Проходит несколько минут, прежде чем Рольф Хармс дает мне ответ. В своих мыслях он сейчас где-то далеко. Мой собеседник рассказывает об одном местном пациенте, которого я тоже знаю: «Более 35 лет назад этот человек „зверски зарезал“ женщину после дискотеки». По крайней мере, так гласили заголовки газет. Поскольку рядом с убитой лежал букет роз, который он заранее купил для нее в танцевальном клубе, в прессе его прозвали Убийцей с розами. Это дело мне запомнилось. В то время я еще проходил обучение и только недавно закончил стажировку в убойном отделе. Хармс выдергивает меня из моих воспоминаний, когда произносит: «С ним уже нельзя иметь никаких дел. Он теперь ничего не понимает, совсем спятил. Надеюсь, я никогда не стану таким же».
Не понимаю, зачем Хармс мне все это рассказывает. Только теперь он возвращается к моему вопросу. Да, у него был сильный стресс. Он сам виноват в сложившейся тогда ситуации: отсутствие работы, двое маленьких детей, о которых нужно заботиться. Требовательная мать, предстоящая свадьба: «Я больше не мог все это выносить. И вдобавок ко всему – ежедневное пьянство. В тот день, когда случилась эта история с подростком, я даже пропил социальное пособие».
Выслушав эти слова, я смотрю на Рольфа Хармса. Он сидит, ссутулившись, напротив меня. От его самоуверенного поведения мало что осталось. «Во второй раз все шло примерно так же. Во мне накопилось столько ярости. Департамент здравоохранения отказался оплачивать мою реабилитацию. Я хотел снова стать трезвым и начать новую жизнь после тюрьмы. Выйдя из-за решетки, я сразу же отправился к матери, но там было еще хуже. Она просто-напросто отреклась от меня перед своим новым ухажером. Представляете, заявила, что не знает собственного сына. Ненавижу ее за это. В общем, я вернулся в Бремен весь в бешенстве, наскреб денег, купил бутылку водки и напился. Я вообще все это время не просыхал».

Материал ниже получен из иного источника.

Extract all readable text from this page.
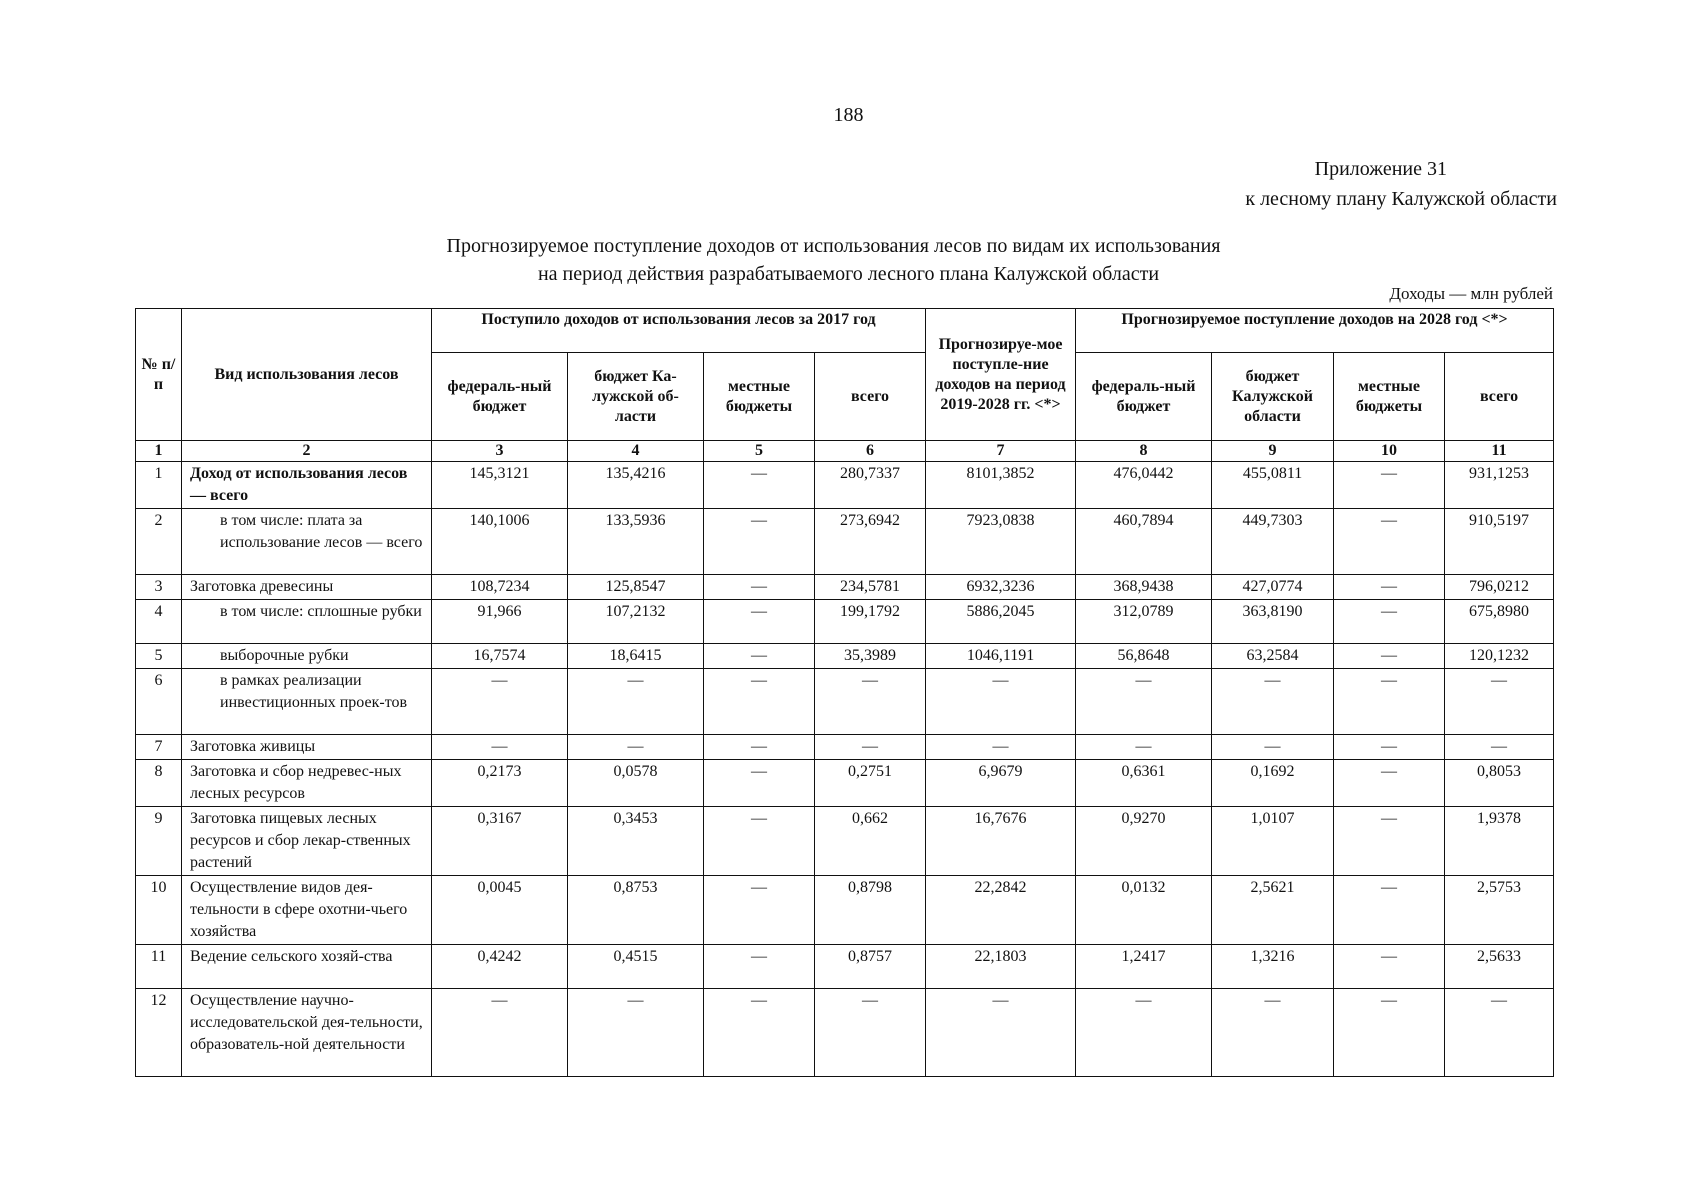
188
Приложение 31
к лесному плану Калужской области
Прогнозируемое поступление доходов от использования лесов по видам их использования
на период действия разрабатываемого лесного плана Калужской области
Доходы — млн рублей
№ п/п	Вид использования лесов	Поступило доходов от использования лесов за 2017 год				Прогнозируе-мое поступле-ние доходов на период 2019-2028 гг. <*>	Прогнозируемое поступление доходов на 2028 год <*>			
		федераль-ный бюджет	бюджет Ка-лужской об-ласти	местные бюджеты	всего		федераль-ный бюджет	бюджет Калужской области	местные бюджеты	всего
1	2	3	4	5	6	7	8	9	10	11
1	Доход от использования лесов — всего	145,3121	135,4216	—	280,7337	8101,3852	476,0442	455,0811	—	931,1253
2	в том числе: плата за использование лесов — всего	140,1006	133,5936	—	273,6942	7923,0838	460,7894	449,7303	—	910,5197
3	Заготовка древесины	108,7234	125,8547	—	234,5781	6932,3236	368,9438	427,0774	—	796,0212
4	в том числе: сплошные рубки	91,966	107,2132	—	199,1792	5886,2045	312,0789	363,8190	—	675,8980
5	выборочные рубки	16,7574	18,6415	—	35,3989	1046,1191	56,8648	63,2584	—	120,1232
6	в рамках реализации инвестиционных проек-тов	—	—	—	—	—	—	—	—	—
7	Заготовка живицы	—	—	—	—	—	—	—	—	—
8	Заготовка и сбор недревес-ных лесных ресурсов	0,2173	0,0578	—	0,2751	6,9679	0,6361	0,1692	—	0,8053
9	Заготовка пищевых лесных ресурсов и сбор лекар-ственных растений	0,3167	0,3453	—	0,662	16,7676	0,9270	1,0107	—	1,9378
10	Осуществление видов дея-тельности в сфере охотни-чьего хозяйства	0,0045	0,8753	—	0,8798	22,2842	0,0132	2,5621	—	2,5753
11	Ведение сельского хозяй-ства	0,4242	0,4515	—	0,8757	22,1803	1,2417	1,3216	—	2,5633
12	Осуществление научно-исследовательской дея-тельности, образователь-ной деятельности	—	—	—	—	—	—	—	—	—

Мы снова приближаемся ко второму преступлению – убийству Герты Мальштедт. Мне любопытно узнать, заговорит ли Рольф Хармс на этот раз. Замечаю, как ходит вверх-вниз его кадык, когда я прошу его описать мне квартиру Герты Мальштедт. Быстро становится ясно, что он хорошо помнит тот вечер. «Я вижу, как мы оба сидим на диване. Прямо рядом с дверью. Пьем пиво, курим и разговариваем. О ее работе по уходу за пожилыми людьми». Что произошло потом? Рольф Хармс снова замолкает, у него пока не хватает смелости рассказать. Теперь он заявляет, что нюхал кокаин. «Эта дрянь была у меня в пачке с презервативом». Я говорю, что не верю ему. Он просто не хочет признаваться в сексуальном насилии над Гертой Мальштедт. Этот человек слишком труслив, чтобы признаться в содеянном.
Начинает складываться такая ситуация, которую я не должен допустить. Беседа принимает форму допроса. Но у меня нет желания сейчас играть роль дознавателя. Я не хочу выглядеть так, будто меня интересует только его запоздалое признание.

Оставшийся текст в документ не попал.